La nostra consueta riflessione della domenica parte stavolta dalla Francia. Da Parigi. Dal museo dei musei.
Anno 2018: il Louvre chiude con 10,2 milioni di visitatori. Anno 2019: 9,6 milioni. Anno 2020: 2,7 milioni di ingressi, il 72% in meno di pubblico rispetto all’anno precedente che tradotto in euro significa una perdita di oltre 90 milioni a fronte di un ristoro statale di 46. La consolazione sta nell’effetto on line grazie a una politica spinta di diversificazione dell’offerta digitale che nell’arco temporale di un anno ha fatto guadagnare al Louvre 1,02 milioni di follower per toccare quota 9,3 milioni complessivi, e ben 21 milioni di visite sul sito. Che però non hanno portato soldi immediati. Questo è un fronte aperto dalla crisi pandemica sulle cui macerie si sta costruendo una prospettiva potremmo dire globalmente interessante. Anche se la “condivisione” è risultata per certi versi forzata in questa fase e i numeri sono senza dubbio drogati.
Per il ministro Dario Franceschini è comunque la conferma che la sua ipotizzata piattaforma della cultura a pagamento stile Netlix potrebbe essere una via da percorrere se ben progettata e costruita: ovvero senza presumere che si possano togliere risorse a musei, mostre, spettacolo dal vivo, teatro, danza, lirica etc…etc… che anzi vanno incentivate e accresciute.
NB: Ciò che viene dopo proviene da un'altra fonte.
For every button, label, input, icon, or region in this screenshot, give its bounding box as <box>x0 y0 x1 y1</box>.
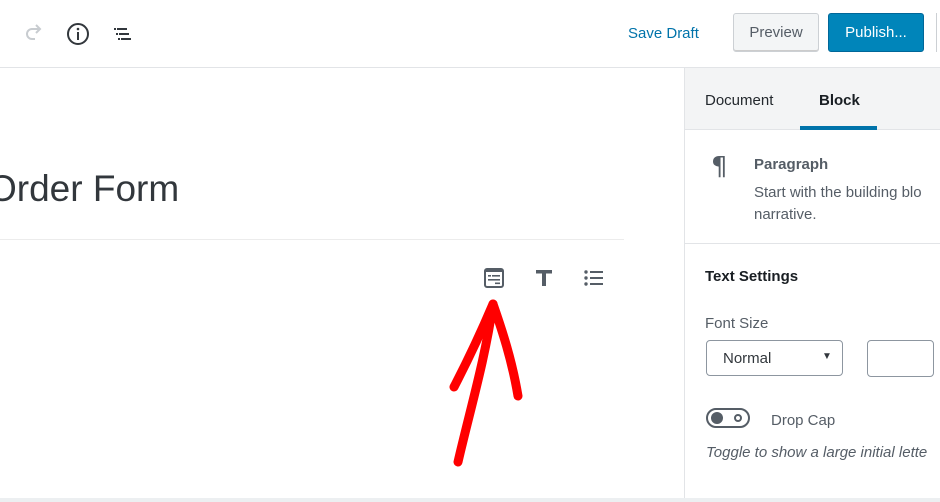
font-size-select-value: Normal <box>723 350 772 367</box>
text-settings-panel-title[interactable]: Text Settings <box>705 268 798 285</box>
post-title[interactable]: Order Form <box>0 168 179 210</box>
title-divider <box>0 239 624 240</box>
chevron-down-icon: ▼ <box>822 351 832 362</box>
toggle-knob <box>711 412 723 424</box>
more-menu-edge[interactable] <box>936 13 940 52</box>
drop-cap-help-text: Toggle to show a large initial lette <box>706 444 928 461</box>
heading-icon[interactable] <box>530 264 558 292</box>
tab-document[interactable]: Document <box>705 92 773 109</box>
drop-cap-label: Drop Cap <box>771 412 836 429</box>
editor-header: Save Draft Preview Publish... <box>0 0 940 68</box>
bottom-edge <box>0 498 940 502</box>
outline-icon[interactable] <box>108 20 136 48</box>
drop-cap-toggle[interactable] <box>706 408 750 428</box>
block-description: Start with the building blo narrative. <box>754 182 940 226</box>
info-icon[interactable] <box>64 20 92 48</box>
block-description-line-1: Start with the building blo <box>754 184 922 201</box>
save-draft-button[interactable]: Save Draft <box>628 25 699 42</box>
block-description-line-2: narrative. <box>754 206 817 223</box>
font-size-label: Font Size <box>705 315 769 332</box>
redo-icon[interactable] <box>20 20 48 48</box>
list-icon[interactable] <box>580 264 608 292</box>
publish-button[interactable]: Publish... <box>828 13 924 52</box>
editor-canvas: Order Form <box>0 68 684 498</box>
toggle-off-indicator <box>734 414 742 422</box>
form-block-icon[interactable] <box>480 264 508 292</box>
custom-font-size-input[interactable] <box>867 340 934 377</box>
red-arrow-annotation <box>449 299 523 467</box>
sidebar-tabs: Document Block <box>685 68 940 130</box>
font-size-select[interactable]: Normal ▼ <box>706 340 843 376</box>
block-info-card: ¶ Paragraph Start with the building blo … <box>685 130 940 244</box>
settings-sidebar: Document Block ¶ Paragraph Start with th… <box>684 68 940 498</box>
tab-block[interactable]: Block <box>819 92 860 109</box>
paragraph-icon: ¶ <box>711 152 728 182</box>
preview-button[interactable]: Preview <box>733 13 819 52</box>
block-name: Paragraph <box>754 156 829 173</box>
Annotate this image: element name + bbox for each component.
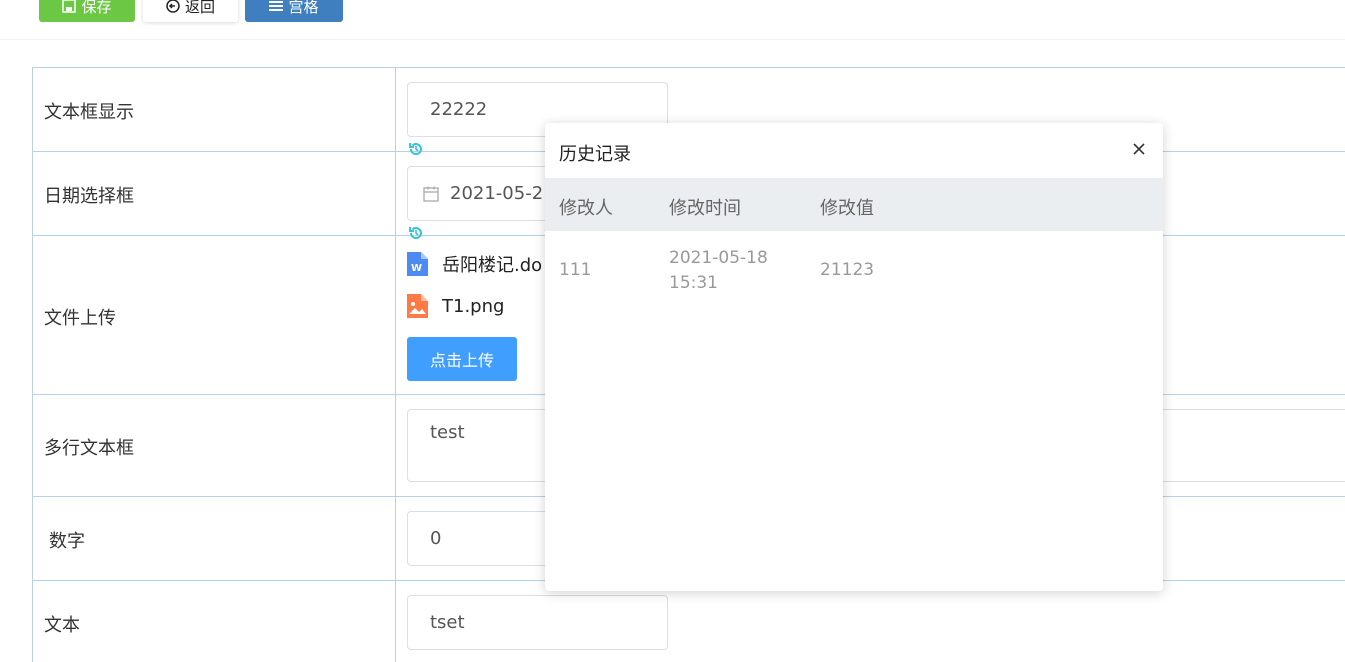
- text-input[interactable]: tset: [407, 595, 668, 650]
- row-label-date: 日期选择框: [44, 186, 134, 207]
- row-label-textbox: 文本框显示: [44, 102, 134, 123]
- row-label-upload: 文件上传: [44, 308, 116, 329]
- file-name: 岳阳楼记.do: [442, 255, 543, 276]
- column-header-time: 修改时间: [669, 198, 741, 219]
- upload-button[interactable]: 点击上传: [407, 337, 517, 381]
- toolbar-divider: [0, 39, 1345, 40]
- back-button[interactable]: 返回: [143, 0, 238, 22]
- back-arrow-icon: [166, 0, 180, 13]
- popup-title: 历史记录: [559, 144, 631, 165]
- row-label-textarea: 多行文本框: [44, 438, 134, 459]
- cell-user: 111: [559, 260, 592, 280]
- number-input[interactable]: 0: [407, 511, 567, 566]
- history-popup: 历史记录 修改人 修改时间 修改值 111 2021-05-18 15:31 2…: [545, 123, 1163, 591]
- file-item[interactable]: W 岳阳楼记.do: [407, 251, 542, 277]
- cell-time-clock: 15:31: [669, 273, 718, 293]
- close-icon[interactable]: [1129, 139, 1149, 159]
- history-icon[interactable]: [407, 140, 425, 158]
- save-button[interactable]: 保存: [39, 0, 135, 22]
- file-name: T1.png: [442, 295, 505, 317]
- history-table-header: 修改人 修改时间 修改值: [545, 178, 1163, 231]
- column-header-user: 修改人: [559, 198, 613, 219]
- calendar-icon: [423, 186, 439, 202]
- save-label: 保存: [81, 0, 112, 16]
- back-label: 返回: [184, 0, 215, 16]
- date-value: 2021-05-2: [450, 183, 544, 204]
- list-icon: [269, 1, 284, 11]
- row-label-text: 文本: [44, 615, 80, 636]
- history-icon[interactable]: [407, 224, 425, 242]
- column-header-value: 修改值: [820, 198, 874, 219]
- row-label-number: 数字: [49, 531, 85, 552]
- grid-label: 宫格: [288, 0, 319, 16]
- grid-button[interactable]: 宫格: [245, 0, 343, 22]
- svg-text:W: W: [411, 263, 422, 274]
- cell-time-date: 2021-05-18: [669, 248, 768, 268]
- image-file-icon: [407, 294, 428, 318]
- file-item[interactable]: T1.png: [407, 294, 504, 318]
- save-icon: [62, 0, 77, 13]
- cell-value: 21123: [820, 260, 875, 280]
- word-file-icon: W: [407, 252, 428, 276]
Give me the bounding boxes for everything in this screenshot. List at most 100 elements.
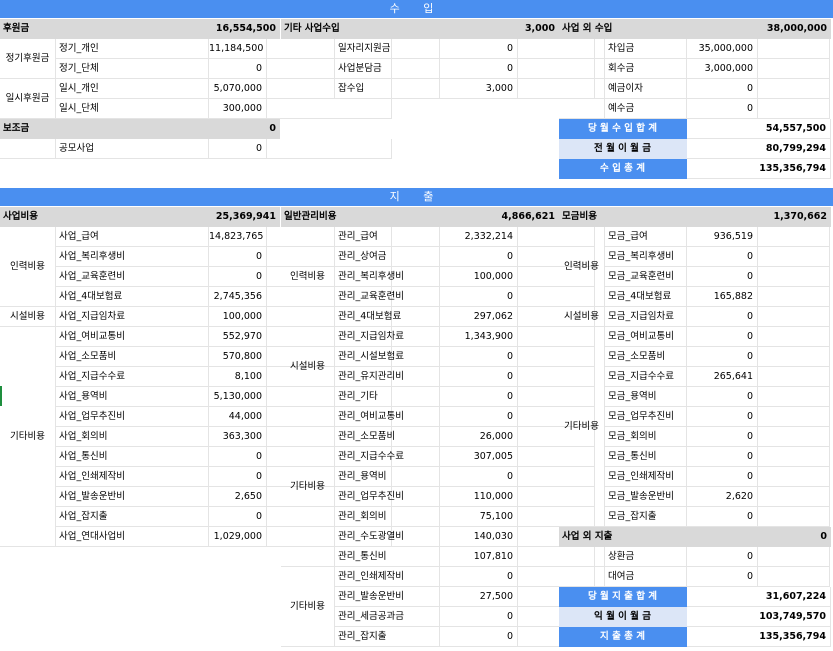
business-expense-item-name: 사업_여비교통비 bbox=[56, 327, 209, 347]
admin-expense-item-name: 관리_복리후생비 bbox=[335, 267, 440, 287]
fund-expense-item-empty bbox=[758, 447, 830, 467]
fund-expense-item-value: 265,641 bbox=[687, 367, 758, 387]
fund-expense-item-value: 0 bbox=[687, 247, 758, 267]
sponsorship-group-label: 일시후원금 bbox=[0, 79, 56, 119]
fund-expense-item-value: 0 bbox=[687, 407, 758, 427]
non-business-income-item-value: 35,000,000 bbox=[687, 39, 758, 59]
admin-expense-item-name: 관리_소모품비 bbox=[335, 427, 440, 447]
other-income-header-title: 기타 사업수입 bbox=[281, 19, 469, 39]
sponsorship-header-title: 후원금 bbox=[0, 19, 190, 39]
fund-expense-item-name: 모금_급여 bbox=[605, 227, 687, 247]
other-income-group-empty bbox=[281, 39, 335, 59]
fund-expense-header-title: 모금비용 bbox=[559, 207, 741, 227]
fund-expense-item-empty bbox=[758, 407, 830, 427]
non-business-expense-item-value: 0 bbox=[687, 567, 758, 587]
business-expense-item-name: 사업_연대사업비 bbox=[56, 527, 209, 547]
admin-expense-item-value: 0 bbox=[440, 247, 518, 267]
fund-expense-item-empty bbox=[758, 427, 830, 447]
admin-expense-item-name: 관리_회의비 bbox=[335, 507, 440, 527]
non-business-income-item-name: 예금이자 bbox=[605, 79, 687, 99]
income-summary-value: 135,356,794 bbox=[687, 159, 831, 179]
business-expense-group-label: 기타비용 bbox=[0, 327, 56, 547]
non-business-income-item-empty bbox=[758, 39, 830, 59]
admin-expense-item-name: 관리_잡지출 bbox=[335, 627, 440, 647]
admin-expense-item-name: 관리_업무추진비 bbox=[335, 487, 440, 507]
admin-expense-item-value: 0 bbox=[440, 367, 518, 387]
sponsorship-item-name: 정기_개인 bbox=[56, 39, 209, 59]
sponsorship-header-total: 16,554,500 bbox=[190, 19, 280, 39]
expense-summary-value: 31,607,224 bbox=[687, 587, 831, 607]
admin-expense-item-name: 관리_기타 bbox=[335, 387, 440, 407]
business-expense-item-name: 사업_인쇄제작비 bbox=[56, 467, 209, 487]
non-business-income-group-empty bbox=[559, 79, 605, 99]
admin-expense-item-value: 297,062 bbox=[440, 307, 518, 327]
admin-expense-item-name: 관리_인쇄제작비 bbox=[335, 567, 440, 587]
business-expense-item-value: 570,800 bbox=[209, 347, 267, 367]
admin-expense-item-value: 107,810 bbox=[440, 547, 518, 567]
admin-expense-item-value: 75,100 bbox=[440, 507, 518, 527]
expense-summary-value: 135,356,794 bbox=[687, 627, 831, 647]
business-expense-item-name: 사업_4대보험료 bbox=[56, 287, 209, 307]
other-income-item-value: 0 bbox=[440, 59, 518, 79]
business-expense-header-total: 25,369,941 bbox=[190, 207, 280, 227]
fund-expense-item-name: 모금_인쇄제작비 bbox=[605, 467, 687, 487]
admin-expense-item-value: 2,332,214 bbox=[440, 227, 518, 247]
business-expense-item-value: 8,100 bbox=[209, 367, 267, 387]
admin-expense-item-name: 관리_여비교통비 bbox=[335, 407, 440, 427]
business-expense-item-name: 사업_복리후생비 bbox=[56, 247, 209, 267]
admin-expense-item-name: 관리_용역비 bbox=[335, 467, 440, 487]
fund-expense-item-name: 모금_여비교통비 bbox=[605, 327, 687, 347]
fund-expense-group-label: 인력비용 bbox=[559, 227, 605, 307]
subsidy-header-total: 0 bbox=[190, 119, 280, 139]
admin-expense-group-label: 기타비용 bbox=[281, 567, 335, 647]
expense-summary-label: 당 월 지 출 합 계 bbox=[559, 587, 687, 607]
admin-expense-item-value: 110,000 bbox=[440, 487, 518, 507]
income-summary-label: 전 월 이 월 금 bbox=[559, 139, 687, 159]
admin-expense-item-value: 307,005 bbox=[440, 447, 518, 467]
fund-expense-item-empty bbox=[758, 227, 830, 247]
non-business-expense-item-empty bbox=[758, 567, 830, 587]
admin-expense-item-value: 0 bbox=[440, 347, 518, 367]
sponsorship-item-value: 11,184,500 bbox=[209, 39, 267, 59]
expense-summary-label: 지 출 총 계 bbox=[559, 627, 687, 647]
admin-expense-item-value: 0 bbox=[440, 627, 518, 647]
fund-expense-item-empty bbox=[758, 367, 830, 387]
business-expense-item-value: 100,000 bbox=[209, 307, 267, 327]
expense-summary-label: 익 월 이 월 금 bbox=[559, 607, 687, 627]
business-expense-item-name: 사업_회의비 bbox=[56, 427, 209, 447]
fund-expense-item-name: 모금_발송운반비 bbox=[605, 487, 687, 507]
non-business-expense-item-name: 상환금 bbox=[605, 547, 687, 567]
business-expense-group-label: 인력비용 bbox=[0, 227, 56, 307]
admin-expense-header-title: 일반관리비용 bbox=[281, 207, 469, 227]
business-expense-item-name: 사업_지급임차료 bbox=[56, 307, 209, 327]
fund-expense-item-empty bbox=[758, 347, 830, 367]
fund-expense-item-value: 0 bbox=[687, 467, 758, 487]
fund-expense-header-total: 1,370,662 bbox=[741, 207, 831, 227]
fund-expense-item-empty bbox=[758, 247, 830, 267]
business-expense-item-name: 사업_용역비 bbox=[56, 387, 209, 407]
admin-expense-item-name: 관리_4대보험료 bbox=[335, 307, 440, 327]
non-business-income-item-name: 회수금 bbox=[605, 59, 687, 79]
sponsorship-item-name: 정기_단체 bbox=[56, 59, 209, 79]
admin-expense-item-name: 관리_발송운반비 bbox=[335, 587, 440, 607]
fund-expense-item-empty bbox=[758, 287, 830, 307]
fund-expense-item-name: 모금_업무추진비 bbox=[605, 407, 687, 427]
other-income-item-value: 3,000 bbox=[440, 79, 518, 99]
ledger-sheet: 후원금 16,554,500 정기후원금 정기_개인 11,184,500 정기_단체 0 일… bbox=[0, 0, 833, 651]
other-income-group-empty bbox=[281, 79, 335, 99]
sponsorship-item-value: 0 bbox=[209, 59, 267, 79]
admin-expense-group-label: 시설비용 bbox=[281, 327, 335, 407]
admin-expense-item-value: 0 bbox=[440, 407, 518, 427]
fund-expense-item-value: 0 bbox=[687, 447, 758, 467]
sponsorship-item-name: 일시_개인 bbox=[56, 79, 209, 99]
business-expense-item-name: 사업_지급수수료 bbox=[56, 367, 209, 387]
subsidy-item-name: 공모사업 bbox=[56, 139, 209, 159]
non-business-income-item-name: 예수금 bbox=[605, 99, 687, 119]
admin-expense-item-value: 0 bbox=[440, 467, 518, 487]
non-business-income-header-title: 사업 외 수입 bbox=[559, 19, 741, 39]
sponsorship-item-name: 일시_단체 bbox=[56, 99, 209, 119]
fund-expense-item-empty bbox=[758, 487, 830, 507]
other-income-item-name: 잡수입 bbox=[335, 79, 440, 99]
fund-expense-item-value: 0 bbox=[687, 387, 758, 407]
fund-expense-item-name: 모금_지급수수료 bbox=[605, 367, 687, 387]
E che i contenuti siano realmente attrattivi, diversificati, ben congeniati, affidati a chi sa progettare e fare.
Resta il fatto che i linguaggi della cultura evolvono. Hanno prerogative e logiche che meritano aperture verso la conoscenza e non chiusure preconcette, sterilmente elitarie. Il digitale è fra questi. E’ virtuale. Deve, sempre più, diventare virtuoso.